Francis Ngannou, 31 ans, 1m92 pour 100 kg, sera peut-être le prochain champion en titre de l’UFC. S’il sortait vainqueur de la rencontre avec le néerlandais Allistair Overeem le 2 décembre prochain à Detroit (Etats-Unis), il deviendrait alors le premier africain à prétendre au titre en affrontant l’actuel champion. L’occasion de de présenter ce combattant camerounais au destin inattendu.
De Atch a l’UFC
Si l’entraînement est autorisé, les compétitions de MMA, elles, sont interdites en France. Pour contourner cette interdiction, les combattants français s’affrontent selon les règles du pancrace, une discipline proche du MMA à la différence que les frappes au sol et le ring fermé (la cage), propres au MMA, sont proscrits. Francis Ngannou a donc fait ses armes dans cette discipline, chez le promoteur le plus en vue de l’hexagone, Sébastien Atch, à l’origine des évènements « 100% fight », le 30 novembre 2013. Ce jour-là, Francis fait forte impression en soumettant son adversaire lors du premier round.
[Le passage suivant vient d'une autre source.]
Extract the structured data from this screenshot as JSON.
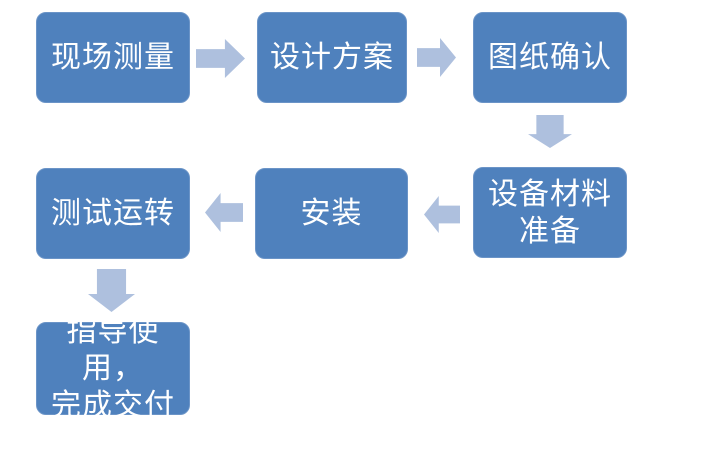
{
  "theme": {
    "background": "#ffffff",
    "node_fill": "#4f81bd",
    "node_edge": "#6b94c7",
    "arrow_fill": "#aec0de",
    "node_text": "#ffffff"
  },
  "flowchart": {
    "type": "process-flow",
    "nodes": [
      {
        "id": "site-measurement",
        "label": "现场测量"
      },
      {
        "id": "design-plan",
        "label": "设计方案"
      },
      {
        "id": "drawing-confirmation",
        "label": "图纸确认"
      },
      {
        "id": "equipment-material-preparation",
        "label": "设备材料\n准备"
      },
      {
        "id": "installation",
        "label": "安装"
      },
      {
        "id": "test-run",
        "label": "测试运转"
      },
      {
        "id": "guide-use-complete-delivery",
        "label": "指导使用，\n完成交付"
      }
    ],
    "connections": [
      {
        "from": "site-measurement",
        "to": "design-plan",
        "direction": "right"
      },
      {
        "from": "design-plan",
        "to": "drawing-confirmation",
        "direction": "right"
      },
      {
        "from": "drawing-confirmation",
        "to": "equipment-material-preparation",
        "direction": "down"
      },
      {
        "from": "equipment-material-preparation",
        "to": "installation",
        "direction": "left"
      },
      {
        "from": "installation",
        "to": "test-run",
        "direction": "left"
      },
      {
        "from": "test-run",
        "to": "guide-use-complete-delivery",
        "direction": "down"
      }
    ]
  }
}
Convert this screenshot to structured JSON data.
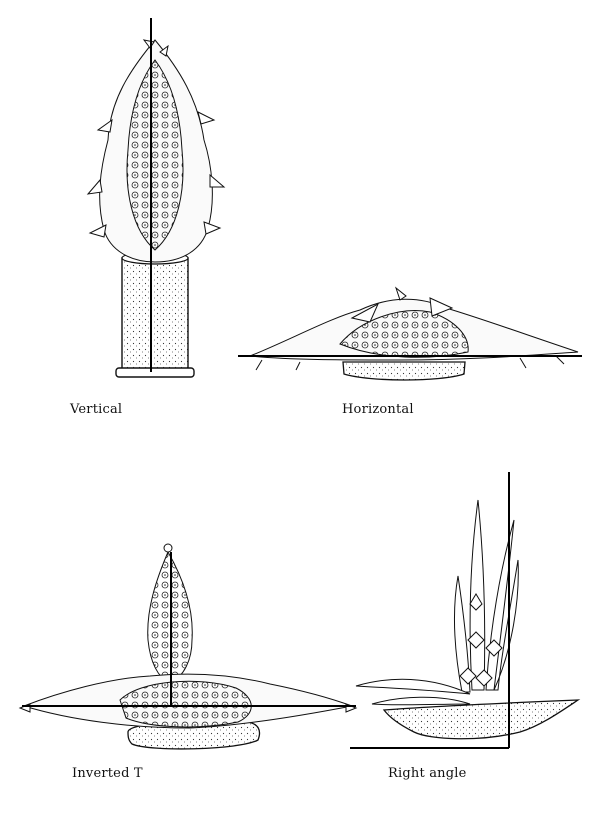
{
  "captions": {
    "vertical": "Vertical",
    "horizontal": "Horizontal",
    "inverted_t": "Inverted T",
    "right_angle": "Right angle"
  },
  "colors": {
    "ink": "#111111",
    "paper": "#ffffff",
    "foliage": "#f2f2f2"
  }
}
Deux semaines plus tard, le 14 décembre de la même année, il s’incline face à a son adversaire du soir, Zoumana Cissé, à la décision unanime du jury. C’est à ce jour son unique défaite et la seule fois où il n’a pas finalisé un combat avant la limite. La suite ne sera qu’une succession de victoires par K.O ou par soumission.
Après son premier combat en « véritable » MMA dans la cage du SHC à Genève (remporté par soumission sur le suisse Luc Ngeleka dans le premier round) le 10 septembre 2014, Francis Ngannou connu une période de vaches maigres: la catégorie des Poids Lourd comptant moins d’adversaires que les autres, les combattants pesant plus de 100 kilos combattent en temps normal moins que leurs homologues plus légers. Dans le cas de Ngannou, le ralentissement des combats tenait aussi et surtout du fait qu’aucun adversaire en France ne se sente capable de l’affronter.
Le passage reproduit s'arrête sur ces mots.